Blount's Disease (Tibia Vara)
There are four types of tibia vara: (a) infantile tibia vara occurs between the ages of 1 and 4 years, (b) juvenile tibia vara is caused by partial closure of the growth plate due to trauma or infection between the ages of 6 and 13, (c) adolescent-onset tibia vara due to obesity, and (d) tibia vara from other causes (40) (personal communication, R. Bowen, Orthopedics Department, A.I. duPont Hospital for Children, Wilmington, Delaware, May 2006). The exact mechanism of adolescent tibia vara due to obesity is not known. In a study of gait abnormalities in obese children, it was found that the gait deviation developed to compensate for increased thigh circumference could result in increased loading of the medial compartment of the knee, generating pathologic compressive forces during ambulation (41).
Patients present with medial bowing of the tibia. Clinical presentation can include pain and tenderness over the medial prominence of the proximal tibia, abnormal gait, and leg length discrepancy with shortening of the affected leg. X-ray studies confirm the findings (Fig. 9.3). Histologically, the usual columnar organization of the cartilage cells is disrupted with areas of acellular fibrous cartilage and abnormal groups of capillary vessels.
Surgical osteotomy corrects the deformity.
FIG. 9.3. Radiograph showing collapsed medial epiphysis and beaking of tibia in Blount's disease. (Courtesy of Dr. Richard Bowen, Wilmington, Delaware.)
Impact on Weight Management
Even common orthopedic injuries can become more complex for obese children and adolescents. They have been found to have a greater rate of persistent symptoms after ankle sprain than normal weight children. Symptoms include persistent pain, swelling, or weakness at 6 weeks and 6 months postinjury.
For every unit increase of BMI, the risk of having long-term morbidity increases 0.66% (42).

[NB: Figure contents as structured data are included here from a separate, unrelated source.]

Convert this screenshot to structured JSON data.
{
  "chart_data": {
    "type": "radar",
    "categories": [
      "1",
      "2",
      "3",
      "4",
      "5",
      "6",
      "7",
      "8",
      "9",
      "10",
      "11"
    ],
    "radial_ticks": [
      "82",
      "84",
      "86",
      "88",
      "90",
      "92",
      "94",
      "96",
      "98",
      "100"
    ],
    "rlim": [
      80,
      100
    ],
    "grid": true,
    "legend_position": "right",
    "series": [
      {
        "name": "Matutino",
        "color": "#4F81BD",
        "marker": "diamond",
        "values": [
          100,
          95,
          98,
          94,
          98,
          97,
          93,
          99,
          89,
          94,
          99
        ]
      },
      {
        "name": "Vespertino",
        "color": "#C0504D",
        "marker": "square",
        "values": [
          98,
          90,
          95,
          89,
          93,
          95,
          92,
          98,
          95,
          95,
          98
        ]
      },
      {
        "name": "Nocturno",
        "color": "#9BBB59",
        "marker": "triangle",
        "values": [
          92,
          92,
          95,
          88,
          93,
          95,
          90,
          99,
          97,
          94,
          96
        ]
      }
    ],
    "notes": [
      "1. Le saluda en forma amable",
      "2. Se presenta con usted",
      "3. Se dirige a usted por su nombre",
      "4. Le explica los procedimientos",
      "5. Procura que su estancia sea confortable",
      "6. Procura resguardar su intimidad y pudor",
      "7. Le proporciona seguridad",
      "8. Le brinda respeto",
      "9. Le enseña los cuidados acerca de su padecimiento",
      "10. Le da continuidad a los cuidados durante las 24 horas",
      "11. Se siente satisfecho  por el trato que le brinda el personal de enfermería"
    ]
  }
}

Gait abnormalities can be present following SCFE and further impair a patient's ability to participate in exercise. More severe slips have a higher correlation with abnormal gait. However, children with slip angles less than 30 degrees do not have any significant difference in gait than age- and weight-matched controls (43), further emphasizing the importance of early diagnosis and treatment.
39a. Mullins MM, Sood M, Hashemi-Nejad A, Catterall A. The management of avascular necrosis after slipped capital femoral epiphysis. J Bone Joint Surg Br. 2005;87(12);1669–1674.